Autres contrôles :  les cahiers de rappel

La CNIL rappelle qu’elle procède également à des vérifications sur des fichiers du quotidien liés au suivi de de la pandémie. Elle a ainsi procédé à des contrôles concernant la tenue de « cahiers de rappel », mis en œuvre à partir d’octobre 2020 par certains établissements de restauration et de débits de boissons situés dans les zones d’alerte maximale.

Plusieurs manquements au RGPD ont été constatés, notamment la réutilisation des données collectées à des fins de prospection. Les organismes concernés ayant indiqué avoir supprimé les données et ne pas les avoir utilisées des fins commerciales, la CNIL a décidé de les rappeler à l’ordre tout en les invitant à se mettre en conformité à l’avenir dans l’hypothèse où la tenue de « cahiers de rappel » serait de nouveau nécessaire. 
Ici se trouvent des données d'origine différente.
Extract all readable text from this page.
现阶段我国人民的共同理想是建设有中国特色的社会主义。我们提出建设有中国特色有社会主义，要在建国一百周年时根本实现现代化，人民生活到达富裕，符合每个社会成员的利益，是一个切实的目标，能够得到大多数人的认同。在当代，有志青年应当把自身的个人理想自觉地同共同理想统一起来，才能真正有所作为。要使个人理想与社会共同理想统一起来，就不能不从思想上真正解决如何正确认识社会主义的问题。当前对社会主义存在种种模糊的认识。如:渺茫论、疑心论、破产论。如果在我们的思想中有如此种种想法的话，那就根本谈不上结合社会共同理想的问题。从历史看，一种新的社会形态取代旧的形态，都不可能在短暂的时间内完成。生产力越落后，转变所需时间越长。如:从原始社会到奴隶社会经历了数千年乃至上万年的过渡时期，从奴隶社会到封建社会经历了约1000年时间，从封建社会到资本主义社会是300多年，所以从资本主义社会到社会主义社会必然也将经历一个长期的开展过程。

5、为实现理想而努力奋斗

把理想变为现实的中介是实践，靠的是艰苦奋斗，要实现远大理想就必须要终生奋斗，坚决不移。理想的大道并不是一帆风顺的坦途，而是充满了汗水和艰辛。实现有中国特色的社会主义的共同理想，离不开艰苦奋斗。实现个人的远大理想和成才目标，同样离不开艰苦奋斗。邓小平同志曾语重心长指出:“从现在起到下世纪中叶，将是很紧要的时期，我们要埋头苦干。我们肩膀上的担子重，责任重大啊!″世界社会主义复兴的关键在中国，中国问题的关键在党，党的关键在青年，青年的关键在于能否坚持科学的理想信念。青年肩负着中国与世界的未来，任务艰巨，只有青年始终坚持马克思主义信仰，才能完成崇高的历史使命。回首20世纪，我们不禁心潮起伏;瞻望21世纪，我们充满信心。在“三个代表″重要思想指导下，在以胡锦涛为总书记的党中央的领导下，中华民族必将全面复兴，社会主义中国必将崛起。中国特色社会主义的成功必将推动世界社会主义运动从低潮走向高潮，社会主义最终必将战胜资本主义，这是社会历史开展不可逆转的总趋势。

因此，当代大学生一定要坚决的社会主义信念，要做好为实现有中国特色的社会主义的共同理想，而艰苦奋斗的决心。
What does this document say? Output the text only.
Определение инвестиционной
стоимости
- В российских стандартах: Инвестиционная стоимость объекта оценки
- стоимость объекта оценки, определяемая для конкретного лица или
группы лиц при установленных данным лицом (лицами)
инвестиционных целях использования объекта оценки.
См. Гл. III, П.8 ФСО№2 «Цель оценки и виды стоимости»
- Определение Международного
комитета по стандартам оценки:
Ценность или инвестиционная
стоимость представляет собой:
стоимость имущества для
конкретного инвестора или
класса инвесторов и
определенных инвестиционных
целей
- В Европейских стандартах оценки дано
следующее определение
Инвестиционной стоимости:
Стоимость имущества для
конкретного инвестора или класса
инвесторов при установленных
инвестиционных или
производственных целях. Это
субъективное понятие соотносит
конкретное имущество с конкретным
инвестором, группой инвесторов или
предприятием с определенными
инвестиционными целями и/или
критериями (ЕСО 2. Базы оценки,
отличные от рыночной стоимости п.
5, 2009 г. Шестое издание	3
Une procédure de contrôle continue 

La CNIL souligne que les contrôles se poursuivront tout au long de la période d’utilisation des fichiers, jusqu’à la fin de leur mise en œuvre et la suppression des données qu’ils contiennent.

Elle précise que des contrôles seront conduits dans les prochaines semaines pour s’assurer des conditions de mise en œuvre du traitement Vaccin COVID et que la troisième phase de contrôles débutera dès janvier 2021. Le prochain avis public de la CNIL fera état de leurs résultats.

Enfin, elle annonce enfin qu’une ultime vague de contrôles sera effectuée à l’issue de la mise en œuvre des traitements afin de vérifier notamment la suppression effective des données.